If testing block count is 0, display prominently:

⚠️ RELEASE DATA ISSUE: No testing blocks found for filter <filter>. The release <tag> may not contain testing payloads for this filter/network combination. All timings below are setup overhead only — not meaningful for benchmarking.

Then the summary table (timings ONLY from testing blocks):

| Metric | Value |
|--------|-------|
| Branch | ... |
| Image | ... |
| Gas-benchmarks ref | ... |
| Release | ... |
| Gas size | 100M |
| Restart on test | yes/no |
| Run URL | ... |
| Status | success/failure |
| Exceptions | none / list |
| Testing blocks | N |
| AVG processing | X ms |
| MEDIAN | X ms |
| P95 | X ms |
| P99 | X ms |
| MAX | X ms |

Then the top 10 heaviest test blocks table with scenario names.

If comparing against a baseline, include both timings and the delta/speedup percentage.

CI integration

The workflow .github/workflows/gas-benchmark-analysis.yml runs the full gas-benchmark pipeline in CI via Claude Code.
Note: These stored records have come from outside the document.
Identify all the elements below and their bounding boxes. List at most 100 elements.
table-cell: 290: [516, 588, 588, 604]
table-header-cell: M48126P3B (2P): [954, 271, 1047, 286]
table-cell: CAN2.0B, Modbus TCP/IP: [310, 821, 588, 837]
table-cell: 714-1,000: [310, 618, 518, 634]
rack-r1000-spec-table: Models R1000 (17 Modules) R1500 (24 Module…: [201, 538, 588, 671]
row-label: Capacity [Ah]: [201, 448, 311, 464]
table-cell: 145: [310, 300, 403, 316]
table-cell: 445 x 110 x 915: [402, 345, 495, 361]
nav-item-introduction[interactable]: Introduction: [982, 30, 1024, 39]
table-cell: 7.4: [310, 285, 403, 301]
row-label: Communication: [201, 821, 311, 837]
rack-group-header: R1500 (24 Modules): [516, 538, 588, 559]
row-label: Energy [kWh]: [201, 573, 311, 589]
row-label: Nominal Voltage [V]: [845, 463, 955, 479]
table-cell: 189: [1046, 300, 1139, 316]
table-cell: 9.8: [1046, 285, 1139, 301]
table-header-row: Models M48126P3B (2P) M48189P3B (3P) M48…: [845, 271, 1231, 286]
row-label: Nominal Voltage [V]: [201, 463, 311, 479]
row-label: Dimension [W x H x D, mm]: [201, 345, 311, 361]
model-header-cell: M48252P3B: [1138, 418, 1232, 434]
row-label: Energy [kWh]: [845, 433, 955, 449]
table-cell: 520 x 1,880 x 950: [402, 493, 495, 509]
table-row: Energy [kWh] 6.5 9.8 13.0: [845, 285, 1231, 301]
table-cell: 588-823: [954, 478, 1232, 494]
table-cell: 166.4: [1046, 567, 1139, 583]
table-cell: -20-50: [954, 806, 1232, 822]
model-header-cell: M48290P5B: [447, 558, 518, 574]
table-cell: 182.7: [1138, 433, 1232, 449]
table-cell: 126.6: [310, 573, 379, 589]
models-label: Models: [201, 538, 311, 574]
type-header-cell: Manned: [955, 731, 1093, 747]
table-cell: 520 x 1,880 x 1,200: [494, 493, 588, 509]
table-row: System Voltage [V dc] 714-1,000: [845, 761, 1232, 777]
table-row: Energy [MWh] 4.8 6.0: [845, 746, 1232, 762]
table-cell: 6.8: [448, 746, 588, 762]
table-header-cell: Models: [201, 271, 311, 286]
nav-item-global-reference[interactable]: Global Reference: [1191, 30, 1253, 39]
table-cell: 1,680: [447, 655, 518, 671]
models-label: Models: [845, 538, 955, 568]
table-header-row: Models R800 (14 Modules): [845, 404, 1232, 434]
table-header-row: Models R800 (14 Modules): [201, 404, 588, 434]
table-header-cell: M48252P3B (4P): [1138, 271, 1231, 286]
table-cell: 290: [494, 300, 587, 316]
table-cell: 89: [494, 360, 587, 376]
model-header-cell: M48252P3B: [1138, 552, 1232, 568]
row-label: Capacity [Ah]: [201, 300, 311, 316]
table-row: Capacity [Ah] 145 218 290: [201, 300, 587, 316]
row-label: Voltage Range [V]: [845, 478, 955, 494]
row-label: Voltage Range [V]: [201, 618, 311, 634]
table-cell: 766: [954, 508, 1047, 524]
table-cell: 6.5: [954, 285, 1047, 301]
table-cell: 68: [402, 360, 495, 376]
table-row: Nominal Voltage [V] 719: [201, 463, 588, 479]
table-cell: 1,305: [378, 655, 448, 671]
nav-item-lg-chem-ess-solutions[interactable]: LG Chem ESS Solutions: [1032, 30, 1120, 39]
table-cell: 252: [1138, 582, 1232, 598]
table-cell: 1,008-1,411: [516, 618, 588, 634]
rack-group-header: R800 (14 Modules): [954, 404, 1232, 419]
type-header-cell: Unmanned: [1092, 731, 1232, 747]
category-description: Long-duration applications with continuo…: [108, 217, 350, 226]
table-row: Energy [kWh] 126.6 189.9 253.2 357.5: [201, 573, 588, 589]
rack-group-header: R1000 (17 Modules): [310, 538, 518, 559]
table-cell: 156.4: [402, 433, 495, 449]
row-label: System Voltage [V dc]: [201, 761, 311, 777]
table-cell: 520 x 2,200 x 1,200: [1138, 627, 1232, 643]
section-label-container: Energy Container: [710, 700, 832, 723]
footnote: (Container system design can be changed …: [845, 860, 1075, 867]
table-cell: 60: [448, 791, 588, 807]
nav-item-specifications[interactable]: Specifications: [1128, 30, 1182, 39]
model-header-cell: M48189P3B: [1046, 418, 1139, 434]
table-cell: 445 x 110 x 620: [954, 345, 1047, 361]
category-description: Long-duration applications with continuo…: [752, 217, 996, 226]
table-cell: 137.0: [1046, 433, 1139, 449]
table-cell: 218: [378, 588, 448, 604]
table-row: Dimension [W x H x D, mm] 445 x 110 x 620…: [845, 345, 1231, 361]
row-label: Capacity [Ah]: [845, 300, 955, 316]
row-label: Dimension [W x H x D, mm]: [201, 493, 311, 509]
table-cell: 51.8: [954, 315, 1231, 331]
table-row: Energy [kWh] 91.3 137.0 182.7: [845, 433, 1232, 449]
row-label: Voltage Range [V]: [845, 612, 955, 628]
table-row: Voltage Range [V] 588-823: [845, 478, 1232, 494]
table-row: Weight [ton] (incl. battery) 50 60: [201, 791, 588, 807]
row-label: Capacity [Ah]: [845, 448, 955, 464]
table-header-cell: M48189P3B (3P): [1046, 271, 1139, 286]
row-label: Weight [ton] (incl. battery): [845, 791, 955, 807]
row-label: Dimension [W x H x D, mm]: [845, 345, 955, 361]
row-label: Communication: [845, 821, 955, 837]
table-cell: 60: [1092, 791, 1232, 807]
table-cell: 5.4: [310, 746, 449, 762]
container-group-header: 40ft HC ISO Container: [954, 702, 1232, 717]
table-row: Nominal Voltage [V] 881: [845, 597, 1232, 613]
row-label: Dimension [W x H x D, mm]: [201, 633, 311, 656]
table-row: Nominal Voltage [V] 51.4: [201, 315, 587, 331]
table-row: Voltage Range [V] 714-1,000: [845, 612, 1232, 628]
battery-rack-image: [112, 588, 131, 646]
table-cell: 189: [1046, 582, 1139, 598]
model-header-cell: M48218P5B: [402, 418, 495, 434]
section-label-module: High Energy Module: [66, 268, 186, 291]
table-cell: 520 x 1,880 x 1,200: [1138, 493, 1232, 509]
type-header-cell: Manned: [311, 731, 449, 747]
It executes ALL phases (build → trigger → wait → analyze) and posts results as a PR comment.

Authorization: Only members of the NethermindEth/core GitHub team can trigger via PR comments (verified via API team membership check).

Trigger 1: PR comment (full run)

Comment on a PR to run the complete pipeline on the PR branch:

@claude-bench                                  # full run, all tests, dotTrace enabled
@claude-bench --filter sstore_bloated          # full run with test filter
@claude-bench --no-dottrace                    # full run without dotTrace
@claude-bench --image nethermindeth/nethermind:my-tag  # skip build, use existing image

Trigger 1b: PR comment (analyze-only)

To analyze an already-completed run instead of starting a new one:

@claude-bench --analyze-run 25725558942
@claude-bench --analyze-run 25725558942 --compare 25700000000

Trigger 2: Manual dispatch

gh workflow run gas-benchmark-analysis.yml \
  -f branch=my-feature-branch \
  -f filter=sstore_bloated \
  -f dottrace=true \
  -f pr_number=12345

Trigger 3: Repository dispatch (from gas-benchmarks repo)

gh api repos/NethermindEth/nethermind/dispatches \
  -f event_type=gas-benchmark-analysis \
  -f 'client_payload={"branch":"my-branch","filter":"bloated","pr_number":"12345"}'

All modes run this skill with the appropriate flags and post results as a PR comment (if a PR number is available) or to the workflow step summary.

Filter reference

How to discover available tests

List test categories from a release archive:

gh release download <tag> --repo NethermindEth/gas-benchmarks \
  --pattern "generated-tests-stateful-<network>.tar.gz" -D /tmp/gb-tests --clobber
tar tzf /tmp/gb-tests/generated-tests-stateful-<network>.tar.gz \
  | sed 's|.*/||' | sed 's/\.txt$//' | sed 's/\[.*//' | sort -u | grep -v "^$\|funding\|gas-bump"

How to explore parameters for a test category

tar tzf /tmp/gb-tests/generated-tests-stateful-<network>.tar.gz \
  | grep "setup/.*<category>" | sed 's|.*/setup/||; s/\.txt$//' | head -20

Filter patterns

The filter input is a substring match against the test fixture filenames. Examples:

sstore_bloated — all sstore_bloated variants
sload_bloated — all sload_bloated variants
account_access — all account access tests
existing_slots_True — only tests with pre-existing storage slots
NO_CACHE — only tests with no caching strategy
(empty) — run all tests

Note: The gas-size constraint (benchmark_100M by default) is always appended automatically. You do not need to include it in the filter manually.